DUYGUSAL VE SOSYAL BECERİLER
Duygusal ve sosyal becerilerini (duygusal zeka ya da EQ olarak adlandırılan beceriler) geliştirmek için çocuklarımıza bazı etkinlikler ve oyunlar öğretebiliriz. Yüksek EQ en azından yüksek IQ kadar önemlidir. Tüm araştırmalar, duygusal zeka becerilerine sahip çocukların daha mutlu, kendinden daha emin ve okulda daha başarılı olduklarını göstermektedir. Bu beceriler çocuklarımızın sorumlu, ilgili ve üretken yetişkinler olmalarını sağlayan temel taşlardır.
DUYGUSAL BECERİLER NEDEN ÖĞRETİLMELİ
Şüpheci kişiler çocuklara duygular hakkında eğitim vermenin neden gerekli olduğunu merek ederler. “Duygular çocuklarda doğrudan oluşmam mı?” , diye sorarlar. Cevabı “hayır”dır, artık böyle olmuyor.
Duygularımız ilkel atalarımızın uyum sağlamalarına yaramış olsa da, çağdaş sanayi toplumunda hayat, doğanın önceden fark edememiş olduğu duygusal zorlukları da beraberinde getirmiştir. Örneğin, öfke duygusal yapımızda hala önemli bir işlevi üstlenirken, doğa, trafik keşmekeşinin ortasında kalarak, televizyon seyrederek ya da video oyunları oynayarak öfkenin kolayca kışkırtılabileceğini öngörmemiştir.
Duygusal ve sosyal beceriler, modern çağın yarattığı duygusal gerilimlerle başa çıkabilecek çocukların yetiştirilmesinde önem kazanırlar.
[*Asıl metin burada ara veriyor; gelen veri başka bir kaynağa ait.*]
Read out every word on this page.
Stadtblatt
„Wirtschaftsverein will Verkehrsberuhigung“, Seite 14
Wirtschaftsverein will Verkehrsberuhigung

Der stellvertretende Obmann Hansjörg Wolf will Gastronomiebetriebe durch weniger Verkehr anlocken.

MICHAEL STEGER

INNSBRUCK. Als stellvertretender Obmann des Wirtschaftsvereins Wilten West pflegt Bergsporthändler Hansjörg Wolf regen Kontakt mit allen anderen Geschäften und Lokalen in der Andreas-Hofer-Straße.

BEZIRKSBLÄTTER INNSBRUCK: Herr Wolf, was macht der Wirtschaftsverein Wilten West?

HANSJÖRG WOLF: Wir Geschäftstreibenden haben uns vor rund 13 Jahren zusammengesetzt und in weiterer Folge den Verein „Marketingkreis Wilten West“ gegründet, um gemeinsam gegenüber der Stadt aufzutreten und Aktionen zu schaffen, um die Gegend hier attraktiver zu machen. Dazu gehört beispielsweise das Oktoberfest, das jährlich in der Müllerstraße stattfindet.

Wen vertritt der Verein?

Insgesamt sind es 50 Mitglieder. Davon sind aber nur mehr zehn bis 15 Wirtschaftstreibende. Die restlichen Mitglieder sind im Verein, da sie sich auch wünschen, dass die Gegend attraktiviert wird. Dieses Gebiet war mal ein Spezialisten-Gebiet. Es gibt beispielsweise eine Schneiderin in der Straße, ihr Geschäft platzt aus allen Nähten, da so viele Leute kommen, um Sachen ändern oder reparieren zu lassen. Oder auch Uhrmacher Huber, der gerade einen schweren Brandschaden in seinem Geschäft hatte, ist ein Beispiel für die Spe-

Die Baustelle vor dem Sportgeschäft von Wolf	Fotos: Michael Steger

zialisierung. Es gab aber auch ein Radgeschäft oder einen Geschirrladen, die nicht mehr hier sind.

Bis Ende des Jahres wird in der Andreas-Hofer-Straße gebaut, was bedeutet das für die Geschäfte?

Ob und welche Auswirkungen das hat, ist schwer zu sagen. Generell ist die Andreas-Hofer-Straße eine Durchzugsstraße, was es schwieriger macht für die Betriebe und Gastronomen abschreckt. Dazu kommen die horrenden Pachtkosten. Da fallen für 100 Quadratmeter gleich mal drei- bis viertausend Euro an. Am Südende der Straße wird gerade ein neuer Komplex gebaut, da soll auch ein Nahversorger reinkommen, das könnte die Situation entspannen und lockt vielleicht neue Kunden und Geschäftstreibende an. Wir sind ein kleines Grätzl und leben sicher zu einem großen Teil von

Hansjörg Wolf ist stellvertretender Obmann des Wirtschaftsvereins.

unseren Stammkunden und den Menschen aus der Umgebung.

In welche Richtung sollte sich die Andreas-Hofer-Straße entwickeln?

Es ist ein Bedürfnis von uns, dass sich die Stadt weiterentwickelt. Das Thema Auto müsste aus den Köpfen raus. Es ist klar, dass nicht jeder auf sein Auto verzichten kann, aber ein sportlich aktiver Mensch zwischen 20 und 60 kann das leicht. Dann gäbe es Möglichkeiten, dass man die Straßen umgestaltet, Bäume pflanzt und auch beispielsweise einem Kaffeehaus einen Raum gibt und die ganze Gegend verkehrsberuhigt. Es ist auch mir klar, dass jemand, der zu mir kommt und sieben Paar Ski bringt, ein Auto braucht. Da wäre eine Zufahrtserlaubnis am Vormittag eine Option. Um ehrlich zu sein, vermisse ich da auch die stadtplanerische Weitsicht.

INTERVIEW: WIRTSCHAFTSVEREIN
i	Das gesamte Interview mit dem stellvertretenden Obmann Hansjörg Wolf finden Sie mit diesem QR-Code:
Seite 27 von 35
Eğer heyecanlı ve telaşlı bir hayat çocuğunuzu sinirlenmeye ve öfkelenmeye eğilimli yapmışsa, onlara bu duyguları tanımayı ve kontrol etmeyi öğretebilirsiniz.
DUYGULAR
Duygular sadece psikologların adlandırmamıza yardımcı olduğu soyut düşünceler değildir, aslında tamamen gerçektirler. Duygular, beynin ürettiği ve sonra vücudun tepki gösterdiği belirli biyokimyasallar şeklini alır.
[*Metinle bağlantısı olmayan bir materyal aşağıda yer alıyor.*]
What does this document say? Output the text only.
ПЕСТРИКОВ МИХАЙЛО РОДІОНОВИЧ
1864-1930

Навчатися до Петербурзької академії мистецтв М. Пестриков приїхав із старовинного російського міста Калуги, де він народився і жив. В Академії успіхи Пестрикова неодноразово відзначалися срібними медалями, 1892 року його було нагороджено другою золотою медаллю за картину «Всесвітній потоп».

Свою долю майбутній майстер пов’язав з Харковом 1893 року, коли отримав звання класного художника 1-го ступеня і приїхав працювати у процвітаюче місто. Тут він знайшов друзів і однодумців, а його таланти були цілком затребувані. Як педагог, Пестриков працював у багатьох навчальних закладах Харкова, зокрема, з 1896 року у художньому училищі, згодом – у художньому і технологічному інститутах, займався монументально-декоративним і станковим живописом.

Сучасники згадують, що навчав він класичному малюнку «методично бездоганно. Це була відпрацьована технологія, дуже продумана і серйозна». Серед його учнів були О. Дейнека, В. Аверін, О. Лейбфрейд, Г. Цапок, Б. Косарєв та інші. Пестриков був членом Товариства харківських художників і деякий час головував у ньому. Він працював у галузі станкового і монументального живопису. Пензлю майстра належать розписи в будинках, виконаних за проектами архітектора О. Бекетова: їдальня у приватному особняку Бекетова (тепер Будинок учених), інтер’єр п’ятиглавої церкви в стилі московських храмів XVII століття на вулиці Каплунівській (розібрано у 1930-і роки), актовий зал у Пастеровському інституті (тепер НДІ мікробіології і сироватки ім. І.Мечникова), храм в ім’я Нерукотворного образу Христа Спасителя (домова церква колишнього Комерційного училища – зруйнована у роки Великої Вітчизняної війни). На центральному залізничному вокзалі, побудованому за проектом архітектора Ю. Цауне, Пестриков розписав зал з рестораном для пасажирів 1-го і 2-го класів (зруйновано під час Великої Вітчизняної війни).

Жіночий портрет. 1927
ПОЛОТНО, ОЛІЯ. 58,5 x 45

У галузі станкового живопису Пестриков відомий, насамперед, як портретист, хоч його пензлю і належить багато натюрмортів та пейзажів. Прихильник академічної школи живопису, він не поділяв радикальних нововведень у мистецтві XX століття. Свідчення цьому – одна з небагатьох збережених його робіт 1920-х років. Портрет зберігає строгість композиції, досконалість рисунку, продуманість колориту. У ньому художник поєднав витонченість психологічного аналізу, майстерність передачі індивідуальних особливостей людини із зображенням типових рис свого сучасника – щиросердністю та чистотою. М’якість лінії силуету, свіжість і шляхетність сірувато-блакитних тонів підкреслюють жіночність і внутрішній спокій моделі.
Farkında olmayabilirsiniz ama yediğiniz yiyecekler de duygularınızla kimyasal etkileşimde bulunurlar. Çikolata ve dondurma gibi kendinizi “iyi hissettiren” yiyecekler; beynin, hoşnut olma hissiyle bağdaştırdığı serotonin,endorfin ve biyokimyasalları salgılamasına yol açar. İşte bu yüzden kederli olduğumuz anlarda bu tür yiyecekleri fena halde canımız çeker.
KÜÇÜK ŞEYLER FARK YARATIR
Serotonin, nörotransmitter diye adlandırılan, duygusal mesajları beyinden vücudun çeşitli bölümlerine ileterek duygusal tepkileri yaratan kimyasallardan sadece bir tanesidir. Serotonin stresle başa çıkmamızda anahtar bir rol oynar. Sağlıklı beslenme, egzersiz, uygun miktarda uyku gibi basit yollarla beynimizi doğal olarak serotonin üretmesi için eğitebiliriz.
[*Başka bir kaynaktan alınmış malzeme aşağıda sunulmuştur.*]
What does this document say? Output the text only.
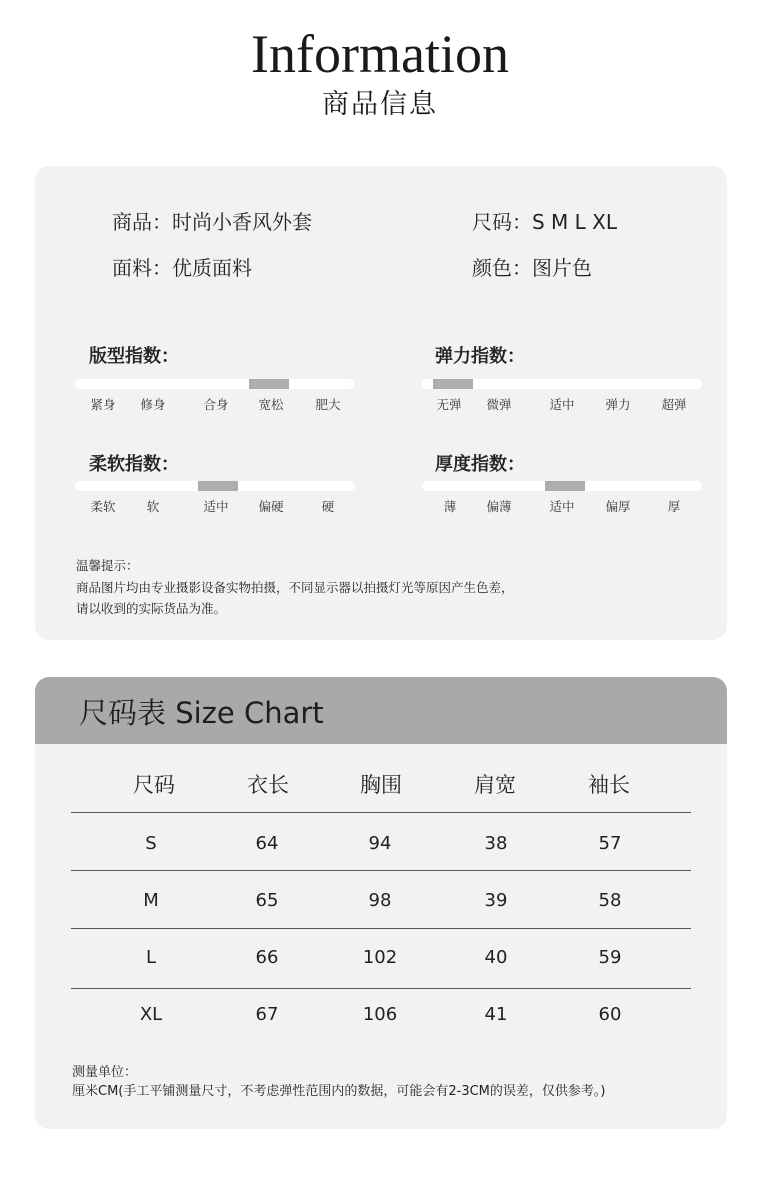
Information
商品信息
商品：时尚小香风外套	尺码：S M L XL
面料：优质面料	颜色：图片色
版型指数：
紧身 修身	合身 宽松	肥大
弹力指数：
无弹 微弹	适中 弹力 超弹
柔软指数：
柔软 软	适中 偏硬	硬
厚度指数：
薄 偏薄	适中 偏厚	厚
温馨提示：
商品图片均由专业摄影设备实物拍摄，不同显示器以拍摄灯光等原因产生色差，
请以收到的实际货品为准。
尺码表 Size Chart
尺码	衣长	胸围	肩宽	袖长
S	64	94	38	57
M	65	98	39	58
L	66	102	40	59
XL	67	106	41	60
测量单位：
厘米CM(手工平铺测量尺寸，不考虑弹性范围内的数据，可能会有2-3CM的误差，仅供参考。)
Yüksek serotonin düzeyleri, saldırganlık ve fevrilikte azalmayla ilintilidir. Serotonin sadece bir gülümsemeyle bile üretilebilir. Gülümsediğinizde yüz kaslarımız yakın damarlara kan akışını düşürerek kasılırlar. Bu, kanı soğutur, soğuyan kan da beyin sapının ısısını düşürerek serotonin üretimini başlatır. Çocuklarımıza “Sen bir gülümse hele, her şey daha iyi olacak” dediğimizde, tamamen haklıyız. Küçük şeyler fark yaratır.